For foreign automakers like Iran Khodro, that is good news. The Middle East's largest carmaker, which is making its debut at the motor show, plans to start selling its licensed Peugeots in September at a discount of 25 percent on the French originals, said Mikhail Yudin, commercial director of the car's Russian distributor, Avtodrug.

Iran Khodro's own Samand model will follow in November, said Yudin, who said the car's Iranian pedigree was unlikely to put off Russian consumers.

"I wouldn't say it's a minus," he said. "It will require a specific marketing campaign in association with the Iranian Embassy to show that Iran is a developed country, an industrial country."
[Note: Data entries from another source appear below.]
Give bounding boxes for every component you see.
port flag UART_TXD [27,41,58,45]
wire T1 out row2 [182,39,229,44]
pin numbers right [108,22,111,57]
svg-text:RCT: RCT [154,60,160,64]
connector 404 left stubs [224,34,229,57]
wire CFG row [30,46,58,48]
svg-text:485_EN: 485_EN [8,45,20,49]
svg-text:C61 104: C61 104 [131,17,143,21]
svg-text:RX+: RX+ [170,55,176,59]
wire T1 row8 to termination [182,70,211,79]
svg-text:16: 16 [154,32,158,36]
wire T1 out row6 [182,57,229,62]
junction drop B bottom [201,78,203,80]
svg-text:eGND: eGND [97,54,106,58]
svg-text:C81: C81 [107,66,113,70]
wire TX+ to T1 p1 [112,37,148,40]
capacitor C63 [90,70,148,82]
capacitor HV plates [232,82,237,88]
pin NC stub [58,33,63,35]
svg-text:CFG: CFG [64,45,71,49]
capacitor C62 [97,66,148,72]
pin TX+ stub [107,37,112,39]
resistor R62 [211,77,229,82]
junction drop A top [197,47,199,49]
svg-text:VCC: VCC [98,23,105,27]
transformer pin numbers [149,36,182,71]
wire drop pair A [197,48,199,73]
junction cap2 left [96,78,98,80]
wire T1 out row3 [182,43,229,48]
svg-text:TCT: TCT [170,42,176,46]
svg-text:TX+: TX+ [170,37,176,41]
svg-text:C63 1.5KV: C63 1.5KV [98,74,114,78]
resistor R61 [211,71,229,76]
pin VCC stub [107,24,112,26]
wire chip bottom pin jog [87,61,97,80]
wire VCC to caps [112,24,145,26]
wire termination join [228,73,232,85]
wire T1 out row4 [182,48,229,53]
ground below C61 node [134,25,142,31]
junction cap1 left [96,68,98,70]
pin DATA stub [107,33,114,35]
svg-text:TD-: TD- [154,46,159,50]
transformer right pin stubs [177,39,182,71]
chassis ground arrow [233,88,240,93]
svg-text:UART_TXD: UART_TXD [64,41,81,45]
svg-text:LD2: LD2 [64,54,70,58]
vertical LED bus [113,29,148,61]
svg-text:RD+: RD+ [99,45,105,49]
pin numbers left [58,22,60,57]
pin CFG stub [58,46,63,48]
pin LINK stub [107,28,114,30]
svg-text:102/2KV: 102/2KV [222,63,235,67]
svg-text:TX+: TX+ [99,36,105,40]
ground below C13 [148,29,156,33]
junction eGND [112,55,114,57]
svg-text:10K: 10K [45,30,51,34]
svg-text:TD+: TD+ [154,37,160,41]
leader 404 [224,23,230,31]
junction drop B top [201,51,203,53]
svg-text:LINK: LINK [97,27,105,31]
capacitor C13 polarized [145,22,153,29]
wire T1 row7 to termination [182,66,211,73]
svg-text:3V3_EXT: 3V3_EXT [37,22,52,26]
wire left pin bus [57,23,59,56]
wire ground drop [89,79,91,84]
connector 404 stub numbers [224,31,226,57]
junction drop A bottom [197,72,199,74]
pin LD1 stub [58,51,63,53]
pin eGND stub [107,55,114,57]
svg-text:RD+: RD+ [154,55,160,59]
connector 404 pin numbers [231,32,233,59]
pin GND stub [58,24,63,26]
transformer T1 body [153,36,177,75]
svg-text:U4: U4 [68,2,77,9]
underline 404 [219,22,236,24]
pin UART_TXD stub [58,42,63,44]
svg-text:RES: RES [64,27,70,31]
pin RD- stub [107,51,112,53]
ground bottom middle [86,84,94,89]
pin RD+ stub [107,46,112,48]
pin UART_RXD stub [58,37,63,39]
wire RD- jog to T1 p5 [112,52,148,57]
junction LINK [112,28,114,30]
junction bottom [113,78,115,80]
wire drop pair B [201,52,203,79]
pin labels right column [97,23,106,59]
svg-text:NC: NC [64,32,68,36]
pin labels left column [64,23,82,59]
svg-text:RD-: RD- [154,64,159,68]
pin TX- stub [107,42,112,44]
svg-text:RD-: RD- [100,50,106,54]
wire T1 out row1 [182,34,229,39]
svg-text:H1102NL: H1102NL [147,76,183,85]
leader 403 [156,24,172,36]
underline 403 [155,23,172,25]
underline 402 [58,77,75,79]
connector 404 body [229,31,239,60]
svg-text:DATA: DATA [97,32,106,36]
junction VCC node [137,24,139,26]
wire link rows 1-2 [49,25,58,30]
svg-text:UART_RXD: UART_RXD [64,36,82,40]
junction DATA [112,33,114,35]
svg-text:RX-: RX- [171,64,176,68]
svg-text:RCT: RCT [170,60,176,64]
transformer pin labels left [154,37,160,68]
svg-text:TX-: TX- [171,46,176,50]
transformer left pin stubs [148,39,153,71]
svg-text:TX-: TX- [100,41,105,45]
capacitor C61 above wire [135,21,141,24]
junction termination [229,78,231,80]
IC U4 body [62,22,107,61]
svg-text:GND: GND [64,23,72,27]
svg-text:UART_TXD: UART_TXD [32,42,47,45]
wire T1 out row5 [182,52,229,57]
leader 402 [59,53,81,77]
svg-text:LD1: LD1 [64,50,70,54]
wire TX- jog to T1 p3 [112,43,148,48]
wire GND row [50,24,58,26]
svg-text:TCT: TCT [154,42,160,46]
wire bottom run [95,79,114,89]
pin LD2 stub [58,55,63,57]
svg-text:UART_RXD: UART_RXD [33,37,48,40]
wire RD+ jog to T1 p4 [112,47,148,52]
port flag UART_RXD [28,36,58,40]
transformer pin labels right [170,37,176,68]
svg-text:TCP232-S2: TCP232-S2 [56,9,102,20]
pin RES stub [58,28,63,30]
The company is working with five dealers in Moscow and hopes to sell 1,000 cars this year and 3,000 in 2006, he said.

The Moscow International Motor Show runs through Sunday from 10 a.m. to 6 p.m. Tickets cost 200 rubles. Cars will be available for test drives on Saturday and Sunday. The show is being held at the Expocenter, 14 Krasnopresnenskaya Naberezhnaya, metro Krasnopresnenskaya.